Pensaba Cicerón que la amistad tenía, además de su propia naturaleza afectiva, una dimensión filosófica y una política. Y es que la amistad, en muchos sentidos, es una totalidad, una suerte de cosmos compartido, a veces en crisis, siempre en movimiento. En su obra Laelius de amicitia, dice: “La amistad contiene muchísimos bienes: a donde quiera que uno se vuelva, está a la mano, de ningún lugar es excluida, nunca es intempestiva, nunca es molesta (…) hace más espléndidas las situaciones favorables, y por otra, más leves las adversas, compartiéndolas y haciéndolas comunes”. Toda amistad es un mundo, un lenguaje cifrado entre quienes la integran, una intimidad y una memoria. Pero, ¿es la amistad un olvido?

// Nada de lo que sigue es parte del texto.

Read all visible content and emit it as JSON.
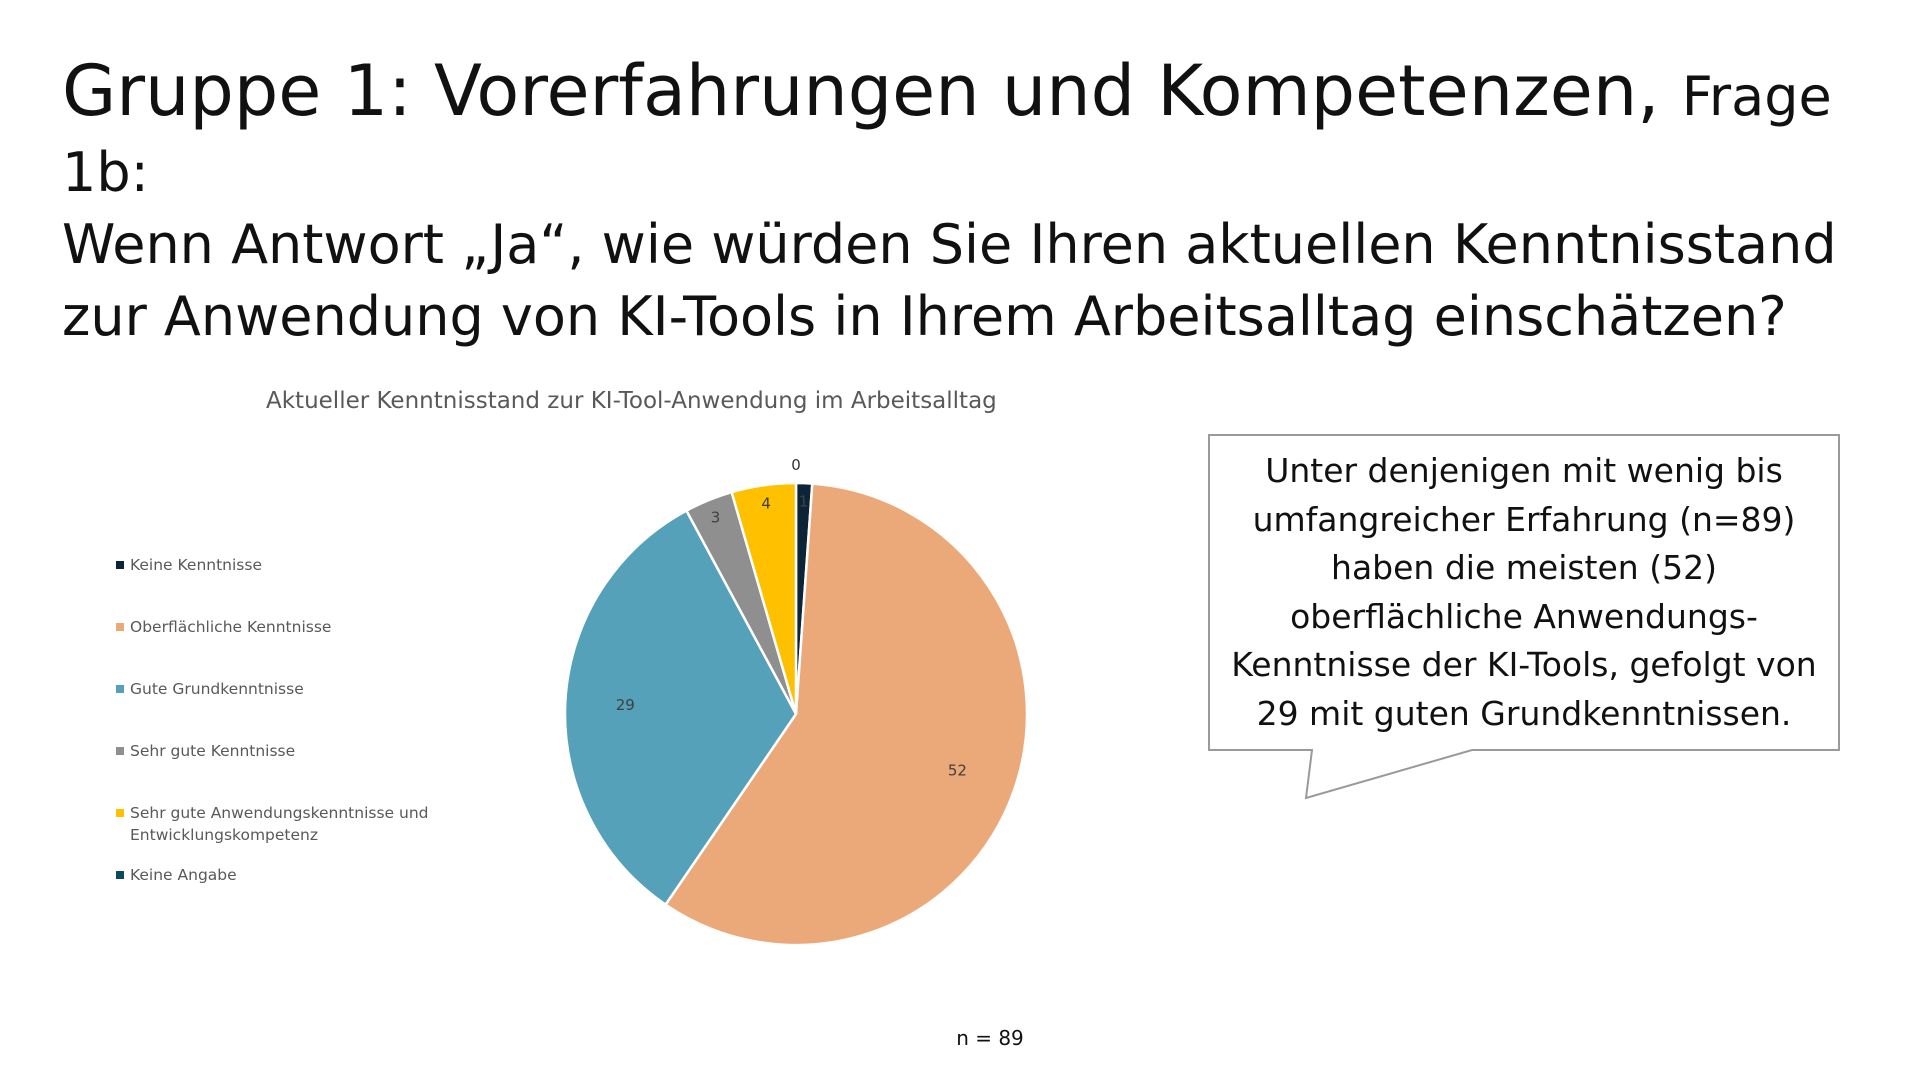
{
  "slide": {
    "title_main": "Gruppe 1: Vorerfahrungen und Kompetenzen,",
    "title_frage": "Frage 1b:",
    "question": "Wenn Antwort „Ja“, wie würden Sie Ihren aktuellen Kenntnisstand zur Anwendung von KI-Tools in Ihrem Arbeitsalltag einschätzen?"
  },
  "callout": {
    "text": "Unter denjenigen mit wenig bis umfangreicher Erfahrung (n=89) haben die meisten (52) oberflächliche Anwendungs-Kenntnisse der KI-Tools, gefolgt von 29 mit guten Grundkenntnissen."
  },
  "footnote": "n = 89",
  "chart_data": {
    "type": "pie",
    "title": "Aktueller Kenntnisstand zur KI-Tool-Anwendung im Arbeitsalltag",
    "legend_position": "left",
    "categories": [
      "Keine Kenntnisse",
      "Oberflächliche Kenntnisse",
      "Gute Grundkenntnisse",
      "Sehr gute Kenntnisse",
      "Sehr gute Anwendungskenntnisse und Entwicklungskompetenz",
      "Keine Angabe"
    ],
    "values": [
      1,
      52,
      29,
      3,
      4,
      0
    ],
    "data_labels": [
      "1",
      "52",
      "29",
      "3",
      "4",
      "0"
    ],
    "colors": [
      "#0d2336",
      "#eba97a",
      "#55a1b9",
      "#8f8f8f",
      "#ffc000",
      "#0e4a5c"
    ]
  }
}
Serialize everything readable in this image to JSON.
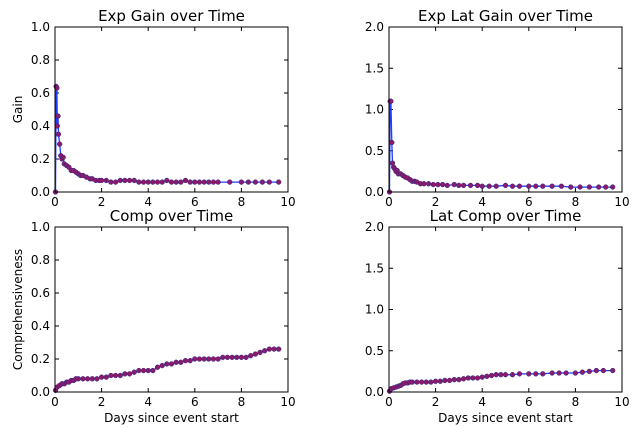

Hay amigos que te dejan libros, escritores, poemas, palabras. Y me parece que los amigos se quedan en esas palabras

Esa es la pregunta que me invade al escribir esta columna. ¿Pertenece la amistad a las regiones de la memoria o a las del olvido? Alguna vez, Antonio Gamoneda me dijo que la memoria y el olvido son las dos caras de una misma moneda. Y luego agregó: “Entre recordar este mechero u olvidar este mechero, hay algo que está ahí: el mechero. Con independencia de que yo lo olvide o lo recuerde. La misma realidad es la que determina el recuerdo y el olvido”. ¿La amistad que se acabó es, entonces, como el mechero? Es una realidad que subsiste, una historia, un suceso.

Entre las formas de extinción de la amistad, la más brutal, es la muerte. Y quizá la más metafísica, porque transforma una amistad que existió en el plano terrenal en una experiencia superior, en una suerte de memoria duradera, luminosa. Y entre las formas de extinción de una amistad, la más injusta, es el olvido. El olvido que provoca el paso del tiempo. El olvido que deviene de un proceso neurodegenerativo. En 1907 el neurólogo Aloysius Alouis Alzheimer publicó su investigación sobre una enfermedad que afectaba la memoria, a partir del proceso de deterioro que sufrió su paciente Auguste Deter, de 51 años. Ella murió cinco años después. Tras la publicación, la ciencia médica nombró a este padecimiento como la enfermedad de Alzheimer, en alusión al médico que la estudió.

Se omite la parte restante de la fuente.